This is a musical adaptation of Edmond Rostand’s Cyrano de Bergerac, which is set in 1930s gangster mode in an unnamed American city—think Chicago.

History:

I was asked by Griff Rhys-Jones, then a student at Cambridge, now a prominent figure in British theater and television, to adapt the script for a production on the university stage. I rushed handwritten bits of script to the actors just in time for them to rehearse each scene, and as a result there is still no typescript for the play, only a manuscript-literally. Both The Guardian and The Cambridge Evening News praised the play highly.


One-act:

Swedes on the Danube

Synopsis:

This is a highly-stylized play that focuses on four nuns in an Austrian convent during the Thirty Years War of the 17th century, although audiences need not know any of the history to understand the play perfectly. The women assume they will be captured by French soldiers but soon learn that their captors will be Swedes, whom they consider far more frightening.  The play asks: what do we do when time is short, as it always is.  Each character reacts in a very different way.

History:

First produced at Cambridge University, the play then went to the Edinburgh Festival Fringe where the daily newspaper, The Scotsman, called it “a beautiful, finely-cut diamond of a play…With classical sparseness and precision…”


The Death of Big Momma

Synopsis:

A sniper kills people he does not know but not at random.

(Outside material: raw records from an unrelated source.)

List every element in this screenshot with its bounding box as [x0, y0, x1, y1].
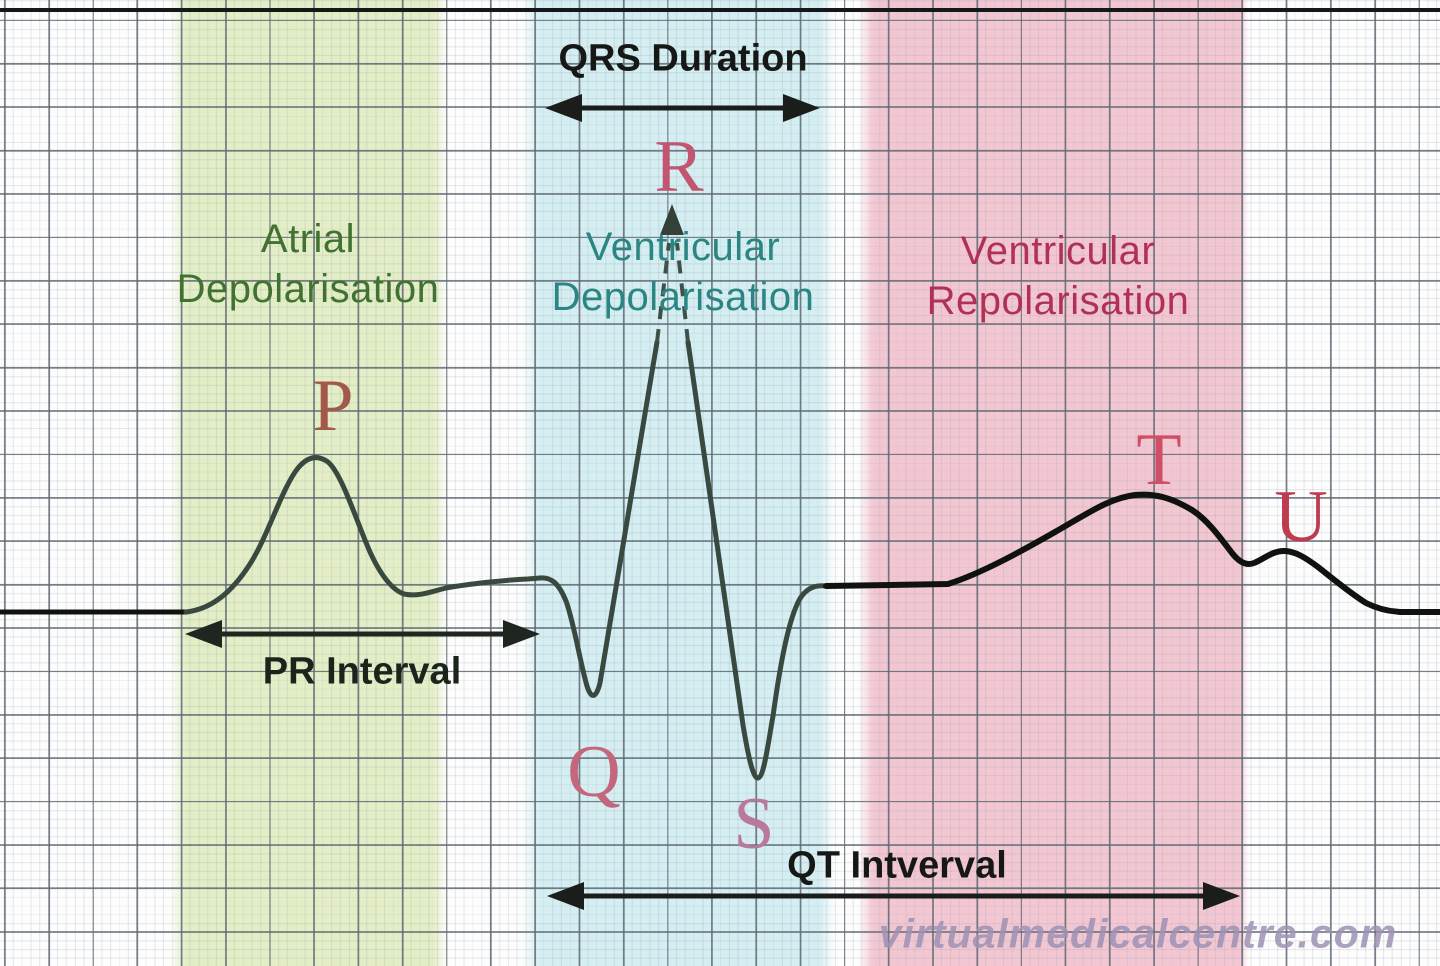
ventricular-depolarisation-label-line1: Ventricular [585, 225, 781, 269]
s-wave-label: S [733, 783, 775, 865]
atrial-depolarisation-label-line2: Depolarisation [176, 267, 440, 311]
pr-interval-label: PR Interval [262, 650, 462, 693]
p-wave-label: P [312, 365, 354, 447]
q-wave-label: Q [567, 731, 621, 813]
r-wave-label: R [654, 126, 704, 208]
ventricular-depolarisation-label: Ventricular Depolarisation [552, 222, 815, 322]
qrs-duration-label: QRS Duration [558, 37, 808, 80]
watermark-text: virtualmedicalcentre.com [878, 910, 1398, 957]
ventricular-depolarisation-label-line2: Depolarisation [551, 275, 815, 319]
ventricular-repolarisation-label-line1: Ventricular [960, 229, 1156, 273]
atrial-depolarisation-label: Atrial Depolarisation [177, 214, 440, 314]
u-wave-label: U [1274, 476, 1328, 558]
ventricular-repolarisation-label-line2: Repolarisation [926, 279, 1190, 323]
t-wave-label: T [1136, 419, 1182, 501]
atrial-depolarisation-label-line1: Atrial [260, 217, 356, 261]
ventricular-repolarisation-label: Ventricular Repolarisation [927, 226, 1190, 326]
qt-interval-label: QT Intverval [787, 844, 1007, 887]
top-border-line [0, 8, 1440, 12]
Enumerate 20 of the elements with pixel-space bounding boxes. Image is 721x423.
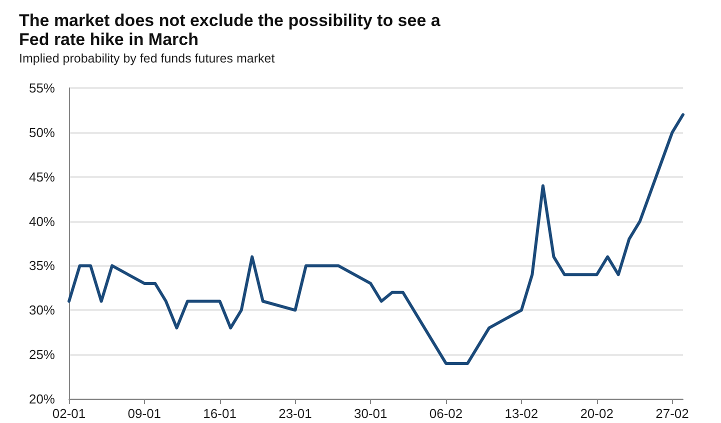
y-tick-label: 25%: [28, 347, 56, 362]
y-tick-label: 20%: [28, 392, 56, 406]
x-tick-label: 30-01: [354, 406, 388, 421]
chart-subtitle: Implied probability by fed funds futures market: [19, 52, 276, 66]
x-tick-label: 23-01: [278, 406, 312, 421]
y-tick-label: 30%: [28, 302, 56, 318]
y-tick-label: 55%: [28, 80, 56, 96]
x-tick-label: 20-02: [580, 406, 614, 421]
x-tick-label: 06-02: [429, 406, 463, 421]
y-tick-label: 45%: [28, 169, 56, 184]
y-tick-label: 35%: [28, 258, 56, 274]
x-tick-label: 13-02: [504, 406, 538, 421]
x-tick-label: 09-01: [128, 406, 162, 421]
line-series: [68, 113, 684, 365]
x-tick-label: 16-01: [203, 406, 236, 421]
y-tick-label: 50%: [28, 124, 56, 140]
y-tick-label: 40%: [28, 214, 56, 229]
chart-title: The market does not exclude the possibility to see a Fed rate hike in March: [19, 11, 446, 49]
x-tick-label: 27-02: [656, 406, 689, 421]
x-tick-label: 02-01: [52, 406, 86, 421]
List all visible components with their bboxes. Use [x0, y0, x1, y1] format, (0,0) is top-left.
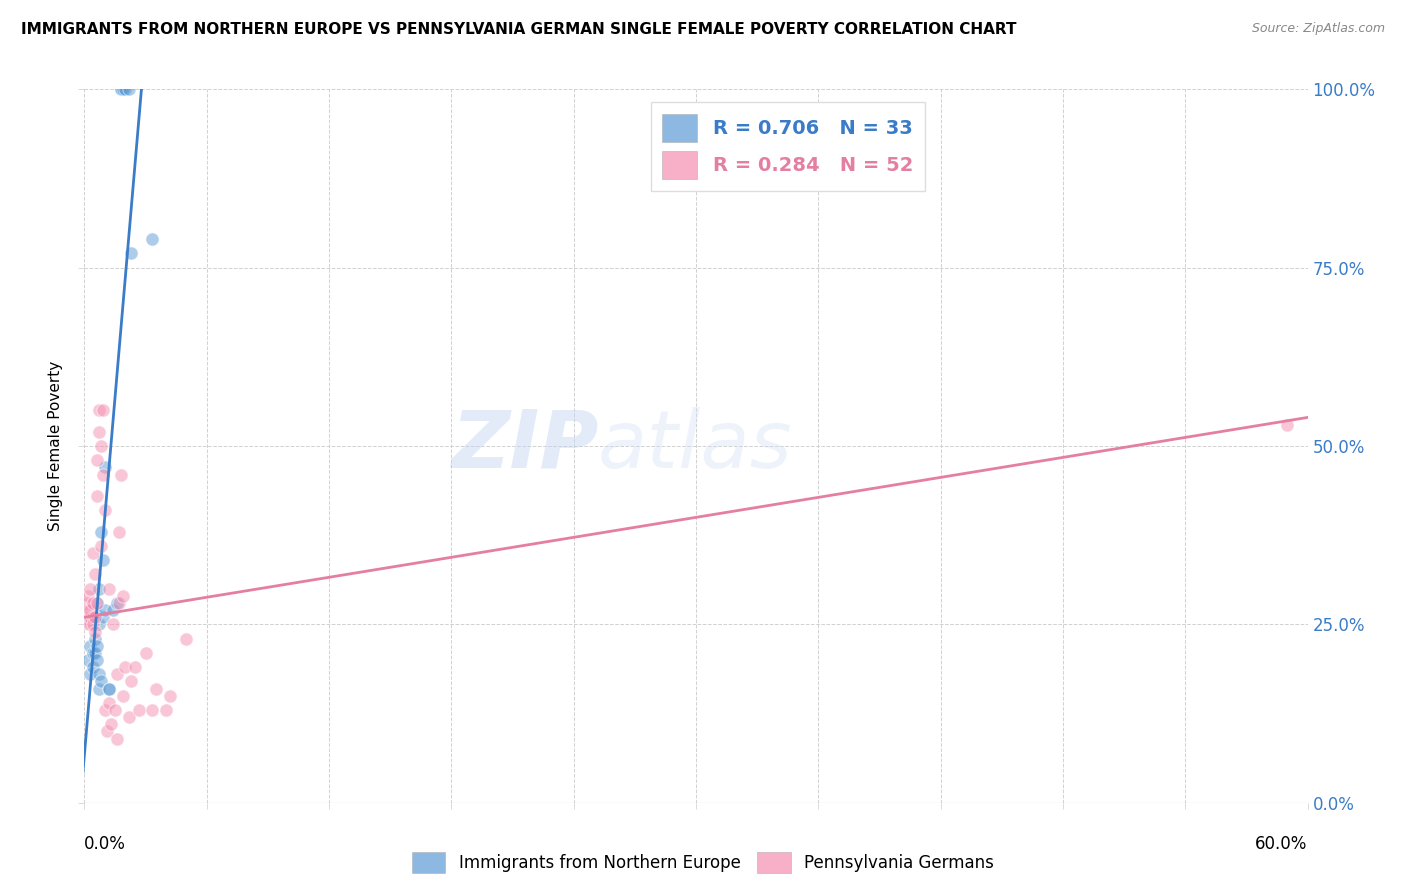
- Point: [79, 603, 101, 617]
- Point: [77, 589, 100, 603]
- Point: [155, 703, 177, 717]
- Point: [87, 425, 110, 439]
- Point: [141, 703, 163, 717]
- Text: ZIP: ZIP: [451, 407, 598, 485]
- Point: [174, 632, 197, 646]
- Point: [141, 232, 163, 246]
- Point: [77, 617, 100, 632]
- Point: [108, 596, 131, 610]
- Point: [135, 646, 157, 660]
- Point: [105, 731, 128, 746]
- Point: [79, 610, 101, 624]
- Point: [105, 596, 128, 610]
- Point: [87, 403, 110, 417]
- Point: [104, 703, 127, 717]
- Point: [82, 646, 104, 660]
- Point: [120, 674, 142, 689]
- Point: [128, 703, 150, 717]
- Point: [97, 582, 120, 596]
- Point: [100, 717, 122, 731]
- Point: [87, 667, 110, 681]
- Point: [112, 689, 135, 703]
- Point: [93, 603, 117, 617]
- Point: [86, 653, 108, 667]
- Text: 60.0%: 60.0%: [1256, 835, 1308, 853]
- Point: [91, 610, 114, 624]
- Legend: Immigrants from Northern Europe, Pennsylvania Germans: Immigrants from Northern Europe, Pennsyl…: [405, 846, 1001, 880]
- Point: [110, 467, 132, 482]
- Point: [83, 610, 105, 624]
- Point: [90, 439, 112, 453]
- Point: [86, 489, 108, 503]
- Point: [83, 624, 105, 639]
- Point: [118, 710, 141, 724]
- Point: [82, 617, 104, 632]
- Point: [87, 617, 110, 632]
- Point: [91, 403, 114, 417]
- Point: [114, 82, 136, 96]
- Point: [86, 453, 108, 467]
- Point: [110, 82, 132, 96]
- Point: [90, 539, 112, 553]
- Point: [90, 524, 112, 539]
- Point: [120, 246, 142, 260]
- Point: [101, 617, 124, 632]
- Point: [82, 546, 104, 560]
- Point: [79, 582, 101, 596]
- Point: [77, 653, 100, 667]
- Point: [86, 596, 108, 610]
- Point: [118, 82, 141, 96]
- Point: [79, 639, 101, 653]
- Point: [93, 460, 117, 475]
- Point: [82, 596, 104, 610]
- Point: [97, 696, 120, 710]
- Point: [87, 582, 110, 596]
- Text: atlas: atlas: [598, 407, 793, 485]
- Point: [83, 603, 105, 617]
- Point: [83, 646, 105, 660]
- Point: [77, 610, 100, 624]
- Point: [91, 553, 114, 567]
- Y-axis label: Single Female Poverty: Single Female Poverty: [48, 361, 63, 531]
- Point: [97, 681, 120, 696]
- Point: [97, 681, 120, 696]
- Point: [90, 674, 112, 689]
- Point: [83, 567, 105, 582]
- Point: [124, 660, 146, 674]
- Point: [77, 603, 100, 617]
- Point: [82, 660, 104, 674]
- Point: [83, 610, 105, 624]
- Point: [75, 596, 97, 610]
- Point: [110, 82, 132, 96]
- Point: [112, 82, 135, 96]
- Text: Source: ZipAtlas.com: Source: ZipAtlas.com: [1251, 22, 1385, 36]
- Point: [83, 632, 105, 646]
- Legend: R = 0.706   N = 33, R = 0.284   N = 52: R = 0.706 N = 33, R = 0.284 N = 52: [651, 103, 925, 191]
- Point: [96, 724, 118, 739]
- Point: [93, 503, 117, 517]
- Point: [86, 596, 108, 610]
- Text: 0.0%: 0.0%: [84, 835, 127, 853]
- Point: [112, 589, 135, 603]
- Point: [108, 524, 131, 539]
- Point: [82, 610, 104, 624]
- Point: [101, 603, 124, 617]
- Point: [93, 703, 117, 717]
- Point: [1277, 417, 1299, 432]
- Point: [79, 617, 101, 632]
- Point: [105, 667, 128, 681]
- Point: [159, 689, 181, 703]
- Point: [87, 681, 110, 696]
- Point: [79, 667, 101, 681]
- Point: [91, 467, 114, 482]
- Point: [145, 681, 167, 696]
- Text: IMMIGRANTS FROM NORTHERN EUROPE VS PENNSYLVANIA GERMAN SINGLE FEMALE POVERTY COR: IMMIGRANTS FROM NORTHERN EUROPE VS PENNS…: [21, 22, 1017, 37]
- Point: [86, 639, 108, 653]
- Point: [114, 660, 136, 674]
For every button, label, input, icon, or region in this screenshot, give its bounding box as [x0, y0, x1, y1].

He is very selective, believing that he is an artist, a reformer, and a crusading terrorist.  He is clear about his art but not his motives, especially about what he wants to reform   The play has one major part and eight small ones.

History:

The play was performed on several stages at Cambridge University and then taken to the Edinburgh Festival Fringe where the newspaper The Scotsman, said, it “is concerned with related issues of death, war, and urban guerrillas. The density of meaning that arises is unexpected and thought provoking."


Xingu

Synopsis:

This is a comedy about a young British Foreign Service officer (although he could easily be American) who decides to give up his career and live with the aboriginal people deep in the Xingu (pronounced shing-GOO) region of Brazil.  There are three other characters--a young woman, who thinks his plans interesting, or at least amusing, and his mother and an older colleague, both of whom think he has lost his mind. They try in various ways to dissuade him.  The action takes place in the Rio de Janeiro airport.

History:

The play was requested for an evening of three one-acts at Cambridge University on the theme of Heaven, Hell, and Purgatory.  I was asked to do Heaven. Later the show was performed at the Summer Festival of the Source Theatre in Washington, DC, to full houses and enthusiastic audiences.


Ten-minute:

Remember Nora?

Synopsis:

A 10-minute sequel to Ibsen’s “A Doll’s House,” the play opens with Nora shouting “Torvald, I’m back!”  She has taken a course in assertiveness in New York. Meanwhile, Torvald is in bed with Christine, who mistakenly thinks he got a divorce. Things unfold, or unravel, from there.  It is not necessary to remember Ibsen’s play to enjoy this one, although it would increase the fun.

History:

The Source Theatre in Washington, DC, requested the play to be part of a series of 10-minute plays. It was very well received and its run extended from one to four nights, the Festival’s maximum run.


Atoning for Joan

Synopsis:

The play presumes that the two characters are America’s first two women fighter pilots to go into combat and that this is their first combat mission.  It explores certain issues for women in war, in this case whether the true challenge is to be the best warrior possible or whether being a warrior at all means playing a very bad man’s game.

History:

The Play was requested by the Washington, DC, Source Theatre for its summer festival.  It was one of three very short plays on a theme of Joan of Arc done at the French Embassy.